Voir Dire and Jury Selection (Part 2)
Regarding inquiries on domestic violence, they might be relevant in stalking or harassment case voir dire given the potential relationship between stalking or harassment and domestic violence or domestic abuse. This might especially be the case in a stalking or harassment case where the victim and the accused have had some type of interpersonal relationship with one another. However, depending on the alleged facts of the case and argument from the attorneys, the judge could determine that inquiries relating to domestic violence lack relevance in a particular harassment or stalking case. See State v. Martinez, 99 N.M. 353, 357 (1983) (extent of voir dire left to sound discretion of trial court and limited only by essential demands of fairness).
Other voir dire areas of exploration potentially specific to harassment and stalking cases include:
- For the defense (if the facts suggest the possibility of mistaken or a "questionable" identity of the accused by the victim), inquiry dealing with the panel's views on mistaken identity and whether they or anyone they know has been misidentified in some serious situation.

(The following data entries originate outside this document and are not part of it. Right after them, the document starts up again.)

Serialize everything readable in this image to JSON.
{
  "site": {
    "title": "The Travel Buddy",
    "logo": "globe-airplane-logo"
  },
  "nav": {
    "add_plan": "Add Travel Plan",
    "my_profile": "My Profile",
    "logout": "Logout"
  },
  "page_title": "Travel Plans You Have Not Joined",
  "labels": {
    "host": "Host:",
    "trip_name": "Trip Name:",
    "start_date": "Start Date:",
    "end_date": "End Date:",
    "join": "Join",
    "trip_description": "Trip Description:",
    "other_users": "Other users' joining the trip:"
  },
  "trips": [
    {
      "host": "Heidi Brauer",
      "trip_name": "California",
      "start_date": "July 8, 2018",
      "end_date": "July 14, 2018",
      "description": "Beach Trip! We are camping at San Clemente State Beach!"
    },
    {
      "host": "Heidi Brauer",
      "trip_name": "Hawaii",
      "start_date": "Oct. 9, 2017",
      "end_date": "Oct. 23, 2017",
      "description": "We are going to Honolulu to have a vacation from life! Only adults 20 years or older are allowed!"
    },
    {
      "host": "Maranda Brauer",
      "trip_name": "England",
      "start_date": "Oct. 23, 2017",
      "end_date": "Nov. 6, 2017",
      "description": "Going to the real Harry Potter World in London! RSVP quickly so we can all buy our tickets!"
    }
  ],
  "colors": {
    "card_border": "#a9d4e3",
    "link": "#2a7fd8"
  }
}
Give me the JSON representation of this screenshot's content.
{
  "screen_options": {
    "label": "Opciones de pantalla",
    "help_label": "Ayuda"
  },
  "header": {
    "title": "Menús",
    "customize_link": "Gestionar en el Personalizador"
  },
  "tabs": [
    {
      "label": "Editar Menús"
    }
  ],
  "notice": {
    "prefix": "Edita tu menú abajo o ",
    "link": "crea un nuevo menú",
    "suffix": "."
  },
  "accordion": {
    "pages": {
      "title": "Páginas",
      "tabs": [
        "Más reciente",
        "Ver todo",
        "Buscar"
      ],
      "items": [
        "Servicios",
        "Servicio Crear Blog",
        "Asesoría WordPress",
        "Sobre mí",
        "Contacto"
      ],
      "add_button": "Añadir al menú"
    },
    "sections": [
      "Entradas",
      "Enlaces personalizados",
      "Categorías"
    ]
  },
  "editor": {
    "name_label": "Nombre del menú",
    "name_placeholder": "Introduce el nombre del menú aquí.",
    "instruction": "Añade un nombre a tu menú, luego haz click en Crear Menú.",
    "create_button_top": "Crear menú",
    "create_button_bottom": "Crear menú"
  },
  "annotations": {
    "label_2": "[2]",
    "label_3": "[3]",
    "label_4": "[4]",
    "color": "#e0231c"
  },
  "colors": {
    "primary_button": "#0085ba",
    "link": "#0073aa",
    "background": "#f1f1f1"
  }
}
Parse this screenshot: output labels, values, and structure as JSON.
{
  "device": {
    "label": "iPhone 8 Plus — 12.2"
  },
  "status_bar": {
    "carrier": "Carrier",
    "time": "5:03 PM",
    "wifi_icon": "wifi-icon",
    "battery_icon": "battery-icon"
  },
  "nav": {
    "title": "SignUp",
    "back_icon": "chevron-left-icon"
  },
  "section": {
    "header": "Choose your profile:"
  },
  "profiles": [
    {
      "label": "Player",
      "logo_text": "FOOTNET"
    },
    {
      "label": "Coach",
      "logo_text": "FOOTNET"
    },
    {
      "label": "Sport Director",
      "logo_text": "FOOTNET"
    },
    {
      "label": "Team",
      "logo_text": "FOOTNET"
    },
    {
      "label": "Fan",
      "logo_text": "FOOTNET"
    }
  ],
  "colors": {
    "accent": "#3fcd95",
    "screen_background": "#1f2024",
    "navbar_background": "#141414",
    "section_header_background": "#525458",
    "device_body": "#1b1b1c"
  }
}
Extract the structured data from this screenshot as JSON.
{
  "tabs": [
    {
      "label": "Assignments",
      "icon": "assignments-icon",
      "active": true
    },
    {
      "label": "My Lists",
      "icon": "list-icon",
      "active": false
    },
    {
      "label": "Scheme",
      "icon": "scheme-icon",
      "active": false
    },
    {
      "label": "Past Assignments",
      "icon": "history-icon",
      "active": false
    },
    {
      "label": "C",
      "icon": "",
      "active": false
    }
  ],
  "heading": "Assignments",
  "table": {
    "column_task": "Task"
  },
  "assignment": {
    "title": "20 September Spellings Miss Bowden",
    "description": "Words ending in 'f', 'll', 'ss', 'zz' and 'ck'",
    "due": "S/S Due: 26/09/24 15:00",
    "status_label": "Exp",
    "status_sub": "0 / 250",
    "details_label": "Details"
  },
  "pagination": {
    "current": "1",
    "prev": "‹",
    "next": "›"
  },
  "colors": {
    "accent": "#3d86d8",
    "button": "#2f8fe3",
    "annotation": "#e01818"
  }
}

- For the defense (if the facts suggest the possibility of improper motives on the part of the victim), inquiry dealing with the panel's views on being wrongfully accused, including whether they, family members, friends or co-workers have been in such a situation or have wrongfully accused another person only to later have discovered the error.
- For the prosecution (if its case preparation suggests an victim who, regardless of the reason, may recant, downplay what occurred, or "develop" a serious lack of recollection), inquiry exploring the panel's views on and experiences with such situations and how and why they can occur.
Depending on the responses received on the inquiries, the attorneys and/or judge may want to ask follow-up questions to either the entire panel or specific panel members.